Settings → Organization is the workspace overview: your organization name, workspace URL, when it was created, and a summary of what Sonora holds — counts of customers, people, meetings, members, and the engagements and signals derived from them. It’s the page to land on for a quick read on the state of the workspace. Admins also manage the mailing address that appears in the footer of outbound emails here, which keeps promotional email compliant.
Settings → Custom fields lets you define extra fields on customer records beyond what Sonora and your integrations populate. Add a field, give it a name and type, and it becomes available across the customers table and in chat. This is how you bring workspace-specific attributes — a tier label, an internal account code — into Sonora’s data model. Managing custom fields requires the manage-settings permission.
Settings → Products & metrics is where you define the products customers use and the usage metrics tracked against them. Metrics can be computed from product events, giving Sonora a quantitative signal for health and engagement alongside the qualitative signals from conversations.

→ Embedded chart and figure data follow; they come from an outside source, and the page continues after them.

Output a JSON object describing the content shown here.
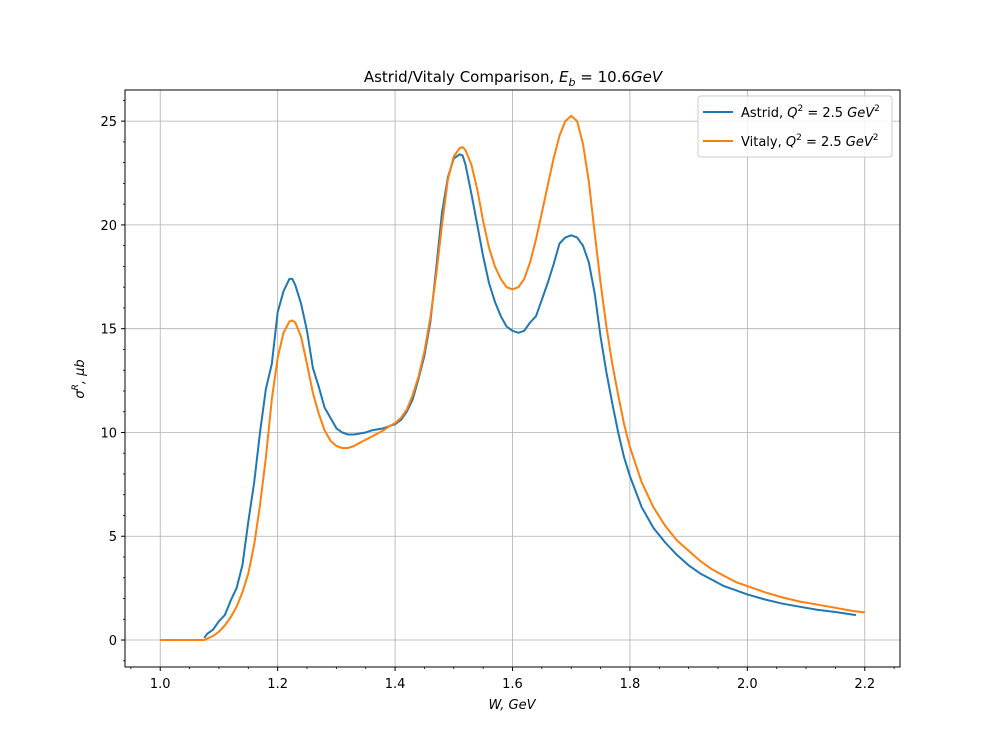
{
  "chart_data": {
    "type": "line",
    "title": "Astrid/Vitaly Comparison, E_b = 10.6GeV",
    "title_parts": {
      "prefix": "Astrid/Vitaly Comparison, ",
      "sym": "E",
      "sub": "b",
      "rest": " = 10.6",
      "unit": "GeV"
    },
    "xlabel": "W, GeV",
    "ylabel": "σ^R, μb",
    "xlim": [
      0.94,
      2.26
    ],
    "ylim": [
      -1.3,
      26.5
    ],
    "x_ticks": [
      1.0,
      1.2,
      1.4,
      1.6,
      1.8,
      2.0,
      2.2
    ],
    "x_tick_labels": [
      "1.0",
      "1.2",
      "1.4",
      "1.6",
      "1.8",
      "2.0",
      "2.2"
    ],
    "y_ticks": [
      0,
      5,
      10,
      15,
      20,
      25
    ],
    "y_tick_labels": [
      "0",
      "5",
      "10",
      "15",
      "20",
      "25"
    ],
    "grid": true,
    "legend_position": "top-right",
    "series": [
      {
        "name": "Astrid, Q^2 = 2.5 GeV^2",
        "legend_parts": {
          "prefix": "Astrid, ",
          "rest": " = 2.5"
        },
        "color": "#1f77b4",
        "x": [
          1.075,
          1.08,
          1.09,
          1.1,
          1.11,
          1.12,
          1.13,
          1.14,
          1.15,
          1.16,
          1.17,
          1.18,
          1.19,
          1.2,
          1.21,
          1.22,
          1.225,
          1.23,
          1.24,
          1.25,
          1.26,
          1.27,
          1.28,
          1.29,
          1.3,
          1.31,
          1.32,
          1.33,
          1.34,
          1.35,
          1.36,
          1.37,
          1.38,
          1.39,
          1.4,
          1.41,
          1.42,
          1.43,
          1.44,
          1.45,
          1.46,
          1.47,
          1.48,
          1.49,
          1.5,
          1.51,
          1.515,
          1.52,
          1.53,
          1.54,
          1.55,
          1.56,
          1.57,
          1.58,
          1.59,
          1.6,
          1.61,
          1.62,
          1.63,
          1.64,
          1.65,
          1.66,
          1.67,
          1.68,
          1.69,
          1.7,
          1.71,
          1.72,
          1.73,
          1.74,
          1.75,
          1.76,
          1.77,
          1.78,
          1.79,
          1.8,
          1.82,
          1.84,
          1.86,
          1.88,
          1.9,
          1.92,
          1.94,
          1.96,
          1.98,
          2.0,
          2.03,
          2.06,
          2.09,
          2.12,
          2.15,
          2.185
        ],
        "y": [
          0.1,
          0.3,
          0.5,
          0.9,
          1.2,
          1.9,
          2.5,
          3.6,
          5.7,
          7.6,
          10.0,
          12.1,
          13.3,
          15.8,
          16.8,
          17.4,
          17.4,
          17.1,
          16.2,
          14.9,
          13.1,
          12.2,
          11.2,
          10.7,
          10.2,
          10.0,
          9.9,
          9.9,
          9.95,
          10.0,
          10.1,
          10.15,
          10.2,
          10.3,
          10.4,
          10.6,
          11.0,
          11.6,
          12.6,
          13.7,
          15.3,
          17.9,
          20.6,
          22.3,
          23.2,
          23.4,
          23.35,
          22.9,
          21.5,
          20.0,
          18.5,
          17.2,
          16.3,
          15.6,
          15.1,
          14.9,
          14.8,
          14.9,
          15.3,
          15.6,
          16.4,
          17.2,
          18.1,
          19.1,
          19.4,
          19.5,
          19.4,
          19.0,
          18.2,
          16.7,
          14.6,
          12.9,
          11.4,
          10.0,
          8.8,
          7.9,
          6.4,
          5.4,
          4.7,
          4.1,
          3.6,
          3.2,
          2.9,
          2.6,
          2.4,
          2.2,
          1.95,
          1.75,
          1.6,
          1.45,
          1.35,
          1.2
        ]
      },
      {
        "name": "Vitaly, Q^2 = 2.5 GeV^2",
        "legend_parts": {
          "prefix": "Vitaly, ",
          "rest": " = 2.5"
        },
        "color": "#ff7f0e",
        "x": [
          1.0,
          1.02,
          1.04,
          1.06,
          1.075,
          1.09,
          1.1,
          1.11,
          1.12,
          1.13,
          1.14,
          1.15,
          1.16,
          1.17,
          1.18,
          1.19,
          1.2,
          1.21,
          1.22,
          1.225,
          1.23,
          1.24,
          1.25,
          1.26,
          1.27,
          1.28,
          1.29,
          1.3,
          1.31,
          1.32,
          1.33,
          1.34,
          1.35,
          1.36,
          1.37,
          1.38,
          1.39,
          1.4,
          1.41,
          1.42,
          1.43,
          1.44,
          1.45,
          1.46,
          1.47,
          1.48,
          1.49,
          1.5,
          1.51,
          1.515,
          1.52,
          1.53,
          1.54,
          1.55,
          1.56,
          1.57,
          1.58,
          1.59,
          1.6,
          1.61,
          1.62,
          1.63,
          1.64,
          1.65,
          1.66,
          1.67,
          1.68,
          1.69,
          1.7,
          1.71,
          1.72,
          1.73,
          1.74,
          1.75,
          1.76,
          1.77,
          1.78,
          1.79,
          1.8,
          1.82,
          1.84,
          1.86,
          1.88,
          1.9,
          1.92,
          1.94,
          1.96,
          1.98,
          2.0,
          2.03,
          2.06,
          2.09,
          2.12,
          2.15,
          2.18,
          2.2
        ],
        "y": [
          0.0,
          0.0,
          0.0,
          0.0,
          0.0,
          0.2,
          0.4,
          0.7,
          1.1,
          1.6,
          2.3,
          3.2,
          4.6,
          6.5,
          8.8,
          11.6,
          13.6,
          14.8,
          15.35,
          15.4,
          15.3,
          14.6,
          13.3,
          11.9,
          10.9,
          10.1,
          9.6,
          9.35,
          9.25,
          9.25,
          9.35,
          9.5,
          9.65,
          9.8,
          9.95,
          10.1,
          10.3,
          10.45,
          10.7,
          11.1,
          11.8,
          12.7,
          13.9,
          15.5,
          17.6,
          20.0,
          22.2,
          23.3,
          23.7,
          23.75,
          23.6,
          22.9,
          21.7,
          20.2,
          18.9,
          18.0,
          17.4,
          17.0,
          16.9,
          17.0,
          17.4,
          18.2,
          19.3,
          20.6,
          21.9,
          23.2,
          24.3,
          25.0,
          25.25,
          25.0,
          23.9,
          22.1,
          19.6,
          17.2,
          15.1,
          13.3,
          11.8,
          10.4,
          9.3,
          7.6,
          6.4,
          5.5,
          4.8,
          4.3,
          3.8,
          3.4,
          3.1,
          2.8,
          2.6,
          2.3,
          2.05,
          1.85,
          1.7,
          1.55,
          1.4,
          1.33
        ]
      }
    ]
  }
}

Settings → Note templates holds reusable templates for customer notes — a structured QBR outline, a save-play checklist — so notes stay consistent across the team. Anyone can use the templates; creating and editing them is an admin capability.
Your personal profile
Section titled “Your personal profile”Settings → Profile shows your own name and email address. It’s scoped to you, not the workspace, and it’s the one settings page every user can reach regardless of role.